I am passive in my suffering. Stilled since my youngest days by oppressors I thought unquestionable. I learned to disappear into my little world of games and fantasies but they found me anyway.
Sometimes I could see the beginnings of their torment but had no recourse.
In those days my silent, lonely tears comforted me.
Now, doctor, my tears anger me and the past appears without boundaries.
I am the child stubbornly silent as the invader probes my inner heart
and whispers the same threats. Where is my strength if not in my G-d?
I must fight the invisible enemy of my emotions and run to do battle
only to find there’s no one there. I am face to face with myself to ridicule
and blame without mercy. G-d please protect me from my poisonous self
since there is no one else. Help me find a way out of this maze and house
Can I believe what they tell me? Their counsel barely sparks my interest
yet You have sent them to my aid to dispel my crowded loneliness. They
referee and call foul so unexpectedly I am surprised yet I am unable to benefit their counsel.
The occupants of my tortured heart seem to know me better and ridicule my strivings. My only hope is the chink of Light You show me in the darkest moments. All I have is Your pathways often hidden but always there.
I don’t know how long, but its been awhile I’ve probably become indecisive. Sometimes I’m sure but then I begin to wonder how I could be sure of being indecisive. Isn’t that a decision?
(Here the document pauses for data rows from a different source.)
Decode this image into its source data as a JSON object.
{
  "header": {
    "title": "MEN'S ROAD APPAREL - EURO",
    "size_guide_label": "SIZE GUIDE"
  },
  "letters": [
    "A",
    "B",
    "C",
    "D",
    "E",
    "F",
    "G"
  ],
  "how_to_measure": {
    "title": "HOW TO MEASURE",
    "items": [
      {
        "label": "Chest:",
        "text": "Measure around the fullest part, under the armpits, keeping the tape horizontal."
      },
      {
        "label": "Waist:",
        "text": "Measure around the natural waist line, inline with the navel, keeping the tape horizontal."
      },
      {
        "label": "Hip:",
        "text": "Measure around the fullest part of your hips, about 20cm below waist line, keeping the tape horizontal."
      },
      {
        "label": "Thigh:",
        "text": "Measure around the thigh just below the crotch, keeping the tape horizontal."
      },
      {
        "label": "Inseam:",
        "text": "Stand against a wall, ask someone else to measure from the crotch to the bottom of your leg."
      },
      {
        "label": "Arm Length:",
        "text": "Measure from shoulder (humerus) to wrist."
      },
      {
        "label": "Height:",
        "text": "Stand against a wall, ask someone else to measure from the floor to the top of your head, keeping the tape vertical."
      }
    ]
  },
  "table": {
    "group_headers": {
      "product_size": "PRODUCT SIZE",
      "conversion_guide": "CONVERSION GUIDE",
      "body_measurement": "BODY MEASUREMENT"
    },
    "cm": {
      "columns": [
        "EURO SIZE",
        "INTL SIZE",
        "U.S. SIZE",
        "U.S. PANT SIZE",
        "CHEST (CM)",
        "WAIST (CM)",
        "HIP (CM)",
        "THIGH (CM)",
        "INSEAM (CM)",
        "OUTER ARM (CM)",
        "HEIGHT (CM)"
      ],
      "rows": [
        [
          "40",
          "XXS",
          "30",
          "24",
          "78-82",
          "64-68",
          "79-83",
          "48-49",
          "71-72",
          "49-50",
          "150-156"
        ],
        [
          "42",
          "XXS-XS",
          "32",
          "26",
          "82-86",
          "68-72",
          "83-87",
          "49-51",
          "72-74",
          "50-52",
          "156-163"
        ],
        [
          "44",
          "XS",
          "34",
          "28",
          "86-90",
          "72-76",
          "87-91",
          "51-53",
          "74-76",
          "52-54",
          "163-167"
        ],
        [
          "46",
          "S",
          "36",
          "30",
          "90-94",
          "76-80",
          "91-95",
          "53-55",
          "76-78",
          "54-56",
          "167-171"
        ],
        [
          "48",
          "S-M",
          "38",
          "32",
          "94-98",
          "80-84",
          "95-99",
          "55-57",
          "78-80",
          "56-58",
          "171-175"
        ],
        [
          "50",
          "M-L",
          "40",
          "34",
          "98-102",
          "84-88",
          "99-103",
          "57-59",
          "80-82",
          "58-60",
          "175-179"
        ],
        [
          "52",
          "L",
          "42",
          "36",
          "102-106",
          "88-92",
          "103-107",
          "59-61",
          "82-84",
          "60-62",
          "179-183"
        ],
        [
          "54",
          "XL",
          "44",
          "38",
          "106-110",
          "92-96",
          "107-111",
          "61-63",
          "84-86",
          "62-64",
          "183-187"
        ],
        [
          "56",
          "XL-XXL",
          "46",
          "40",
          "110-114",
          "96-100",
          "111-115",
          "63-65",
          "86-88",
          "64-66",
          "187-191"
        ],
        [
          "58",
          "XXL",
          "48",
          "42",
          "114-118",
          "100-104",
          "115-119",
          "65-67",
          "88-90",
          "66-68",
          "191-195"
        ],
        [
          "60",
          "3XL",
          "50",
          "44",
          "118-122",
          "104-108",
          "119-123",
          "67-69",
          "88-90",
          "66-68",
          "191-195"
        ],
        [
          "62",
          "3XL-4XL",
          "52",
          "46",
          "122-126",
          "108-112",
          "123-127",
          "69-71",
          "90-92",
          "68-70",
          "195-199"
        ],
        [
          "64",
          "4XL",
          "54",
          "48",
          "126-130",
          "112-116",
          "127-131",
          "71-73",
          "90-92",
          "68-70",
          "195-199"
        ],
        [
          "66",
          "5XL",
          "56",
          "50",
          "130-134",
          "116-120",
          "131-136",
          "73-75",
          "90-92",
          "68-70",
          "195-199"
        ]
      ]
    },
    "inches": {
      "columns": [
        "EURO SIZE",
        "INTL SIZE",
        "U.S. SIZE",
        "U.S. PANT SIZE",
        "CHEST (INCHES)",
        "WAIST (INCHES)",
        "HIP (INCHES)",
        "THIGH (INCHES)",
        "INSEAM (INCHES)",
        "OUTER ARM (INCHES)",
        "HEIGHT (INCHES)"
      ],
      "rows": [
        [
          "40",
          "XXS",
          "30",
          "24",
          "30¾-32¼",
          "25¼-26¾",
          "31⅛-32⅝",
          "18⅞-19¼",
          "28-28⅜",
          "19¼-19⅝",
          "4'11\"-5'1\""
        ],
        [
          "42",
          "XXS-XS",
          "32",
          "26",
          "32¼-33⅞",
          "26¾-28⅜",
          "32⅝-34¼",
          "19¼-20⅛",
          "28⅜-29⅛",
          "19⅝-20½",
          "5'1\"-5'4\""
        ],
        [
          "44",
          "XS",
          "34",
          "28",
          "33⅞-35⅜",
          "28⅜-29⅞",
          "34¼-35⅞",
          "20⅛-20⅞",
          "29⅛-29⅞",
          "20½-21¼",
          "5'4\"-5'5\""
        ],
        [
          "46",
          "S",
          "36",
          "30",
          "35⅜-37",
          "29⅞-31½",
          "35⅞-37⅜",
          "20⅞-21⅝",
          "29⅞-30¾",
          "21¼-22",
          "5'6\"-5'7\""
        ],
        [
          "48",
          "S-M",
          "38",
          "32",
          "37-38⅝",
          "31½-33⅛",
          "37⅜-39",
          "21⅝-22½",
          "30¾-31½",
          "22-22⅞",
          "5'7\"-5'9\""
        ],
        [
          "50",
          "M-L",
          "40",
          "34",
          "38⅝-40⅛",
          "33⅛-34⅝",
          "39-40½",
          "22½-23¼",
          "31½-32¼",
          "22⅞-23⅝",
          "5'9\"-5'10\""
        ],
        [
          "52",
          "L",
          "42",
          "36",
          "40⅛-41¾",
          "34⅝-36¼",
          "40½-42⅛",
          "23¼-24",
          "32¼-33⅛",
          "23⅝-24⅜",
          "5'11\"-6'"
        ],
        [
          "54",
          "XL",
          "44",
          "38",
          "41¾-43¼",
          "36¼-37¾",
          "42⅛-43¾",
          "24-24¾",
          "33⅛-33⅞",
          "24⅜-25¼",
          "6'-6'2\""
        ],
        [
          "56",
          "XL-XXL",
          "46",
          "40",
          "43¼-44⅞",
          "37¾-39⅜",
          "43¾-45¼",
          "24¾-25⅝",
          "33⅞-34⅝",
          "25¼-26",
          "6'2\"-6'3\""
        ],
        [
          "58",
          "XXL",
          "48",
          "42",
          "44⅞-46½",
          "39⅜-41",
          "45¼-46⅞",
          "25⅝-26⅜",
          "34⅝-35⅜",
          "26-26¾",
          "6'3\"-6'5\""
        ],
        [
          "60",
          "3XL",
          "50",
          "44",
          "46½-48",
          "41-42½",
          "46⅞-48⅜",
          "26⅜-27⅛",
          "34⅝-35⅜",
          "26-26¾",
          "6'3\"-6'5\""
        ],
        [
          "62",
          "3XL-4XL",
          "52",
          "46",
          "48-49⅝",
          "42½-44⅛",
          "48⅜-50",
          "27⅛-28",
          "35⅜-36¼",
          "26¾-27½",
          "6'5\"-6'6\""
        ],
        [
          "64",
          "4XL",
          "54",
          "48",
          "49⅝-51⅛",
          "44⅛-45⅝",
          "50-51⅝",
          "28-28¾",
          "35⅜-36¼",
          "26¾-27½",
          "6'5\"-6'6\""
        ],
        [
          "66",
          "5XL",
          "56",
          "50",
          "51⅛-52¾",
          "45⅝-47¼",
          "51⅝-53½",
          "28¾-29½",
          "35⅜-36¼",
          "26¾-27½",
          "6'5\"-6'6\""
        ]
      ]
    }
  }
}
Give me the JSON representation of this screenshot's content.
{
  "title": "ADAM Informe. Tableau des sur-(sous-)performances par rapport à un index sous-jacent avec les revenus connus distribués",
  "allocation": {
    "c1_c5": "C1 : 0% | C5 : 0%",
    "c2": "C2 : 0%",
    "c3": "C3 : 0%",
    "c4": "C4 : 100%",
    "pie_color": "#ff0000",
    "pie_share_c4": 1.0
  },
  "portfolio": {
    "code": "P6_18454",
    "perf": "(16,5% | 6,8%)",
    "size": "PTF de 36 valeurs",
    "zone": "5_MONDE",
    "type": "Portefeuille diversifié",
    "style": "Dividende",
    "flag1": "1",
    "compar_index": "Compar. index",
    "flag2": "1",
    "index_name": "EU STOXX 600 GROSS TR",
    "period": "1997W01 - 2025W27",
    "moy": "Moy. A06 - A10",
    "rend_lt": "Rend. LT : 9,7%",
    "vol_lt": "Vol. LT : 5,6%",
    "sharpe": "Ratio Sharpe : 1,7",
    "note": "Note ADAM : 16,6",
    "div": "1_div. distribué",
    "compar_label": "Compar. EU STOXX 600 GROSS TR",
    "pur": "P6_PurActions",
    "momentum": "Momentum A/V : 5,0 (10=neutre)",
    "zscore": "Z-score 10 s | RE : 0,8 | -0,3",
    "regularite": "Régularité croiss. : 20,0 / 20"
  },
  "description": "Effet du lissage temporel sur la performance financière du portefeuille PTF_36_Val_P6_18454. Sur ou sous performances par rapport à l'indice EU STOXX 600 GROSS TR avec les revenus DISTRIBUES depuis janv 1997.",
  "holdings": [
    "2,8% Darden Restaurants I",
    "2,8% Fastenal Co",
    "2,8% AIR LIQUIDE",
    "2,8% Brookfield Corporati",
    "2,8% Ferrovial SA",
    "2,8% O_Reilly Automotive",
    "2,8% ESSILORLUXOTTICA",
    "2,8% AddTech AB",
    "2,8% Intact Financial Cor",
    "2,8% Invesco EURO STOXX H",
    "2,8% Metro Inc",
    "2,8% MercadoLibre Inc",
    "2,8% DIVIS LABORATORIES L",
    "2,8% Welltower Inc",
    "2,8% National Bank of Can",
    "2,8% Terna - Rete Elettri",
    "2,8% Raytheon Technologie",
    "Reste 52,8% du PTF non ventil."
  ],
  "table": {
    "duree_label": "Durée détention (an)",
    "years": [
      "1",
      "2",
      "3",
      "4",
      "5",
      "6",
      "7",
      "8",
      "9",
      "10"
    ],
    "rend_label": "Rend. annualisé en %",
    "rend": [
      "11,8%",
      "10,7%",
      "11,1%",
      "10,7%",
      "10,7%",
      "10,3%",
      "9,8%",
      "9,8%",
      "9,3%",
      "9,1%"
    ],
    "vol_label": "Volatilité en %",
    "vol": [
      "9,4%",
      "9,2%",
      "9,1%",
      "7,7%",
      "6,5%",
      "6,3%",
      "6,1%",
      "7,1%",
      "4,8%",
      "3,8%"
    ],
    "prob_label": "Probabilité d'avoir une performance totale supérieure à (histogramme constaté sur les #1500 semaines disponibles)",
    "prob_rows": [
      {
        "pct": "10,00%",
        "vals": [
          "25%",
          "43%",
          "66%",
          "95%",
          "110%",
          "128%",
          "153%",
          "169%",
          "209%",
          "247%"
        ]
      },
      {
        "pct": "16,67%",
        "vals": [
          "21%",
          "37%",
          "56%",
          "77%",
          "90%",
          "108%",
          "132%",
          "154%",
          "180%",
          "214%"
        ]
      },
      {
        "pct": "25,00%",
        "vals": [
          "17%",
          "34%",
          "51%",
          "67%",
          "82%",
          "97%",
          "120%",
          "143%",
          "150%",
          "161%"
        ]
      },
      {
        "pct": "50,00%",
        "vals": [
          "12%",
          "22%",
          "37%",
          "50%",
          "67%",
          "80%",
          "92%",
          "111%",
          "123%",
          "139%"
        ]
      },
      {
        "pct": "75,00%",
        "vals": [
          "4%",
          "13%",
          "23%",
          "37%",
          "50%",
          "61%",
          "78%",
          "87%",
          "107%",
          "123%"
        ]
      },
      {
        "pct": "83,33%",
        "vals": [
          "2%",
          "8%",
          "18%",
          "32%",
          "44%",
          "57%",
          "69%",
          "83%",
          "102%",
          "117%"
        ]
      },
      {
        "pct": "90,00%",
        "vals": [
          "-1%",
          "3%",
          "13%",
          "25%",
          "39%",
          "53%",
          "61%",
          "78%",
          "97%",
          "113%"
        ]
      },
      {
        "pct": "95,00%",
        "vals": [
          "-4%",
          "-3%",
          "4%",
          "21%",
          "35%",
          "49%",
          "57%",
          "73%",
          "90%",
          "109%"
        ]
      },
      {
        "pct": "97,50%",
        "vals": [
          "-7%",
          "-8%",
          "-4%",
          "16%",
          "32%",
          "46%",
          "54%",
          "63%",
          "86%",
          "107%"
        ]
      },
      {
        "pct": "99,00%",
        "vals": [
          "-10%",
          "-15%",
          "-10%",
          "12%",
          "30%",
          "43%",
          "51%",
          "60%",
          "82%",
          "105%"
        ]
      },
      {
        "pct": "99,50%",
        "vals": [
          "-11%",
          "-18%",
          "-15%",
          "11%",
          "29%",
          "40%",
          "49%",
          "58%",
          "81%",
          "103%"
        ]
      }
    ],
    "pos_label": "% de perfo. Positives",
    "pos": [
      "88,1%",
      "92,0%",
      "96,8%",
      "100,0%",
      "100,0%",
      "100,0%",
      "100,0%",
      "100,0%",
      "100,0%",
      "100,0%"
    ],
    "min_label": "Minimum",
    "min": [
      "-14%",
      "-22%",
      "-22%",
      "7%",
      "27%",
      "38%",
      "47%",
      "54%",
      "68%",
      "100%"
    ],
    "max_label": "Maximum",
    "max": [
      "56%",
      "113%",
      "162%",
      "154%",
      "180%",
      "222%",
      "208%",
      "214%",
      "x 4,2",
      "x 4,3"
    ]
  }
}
If I have a problem I usually see two possibilities but think maybe they’re both wrong and there’s really an even better solution that I can’t think of? So I’m stuck choosing between two wrong solutions or not knowing the right one.
I’m currently wondering whether I should continue writing this.
But since I started it I don’t think I can just stop. The burden of a decision seems to outweigh making it. I’m not so sure though.
No solution seems complete enough to simply decide by myself. I hope something will happen or someone will just tell me what to do. I don’t think I was always like this but lately I see one side that seems right, all things considered. It’s uncanny that I may suddenly see an opposing view that has equal merit.
Perhaps my indecision is fueled by my limitations?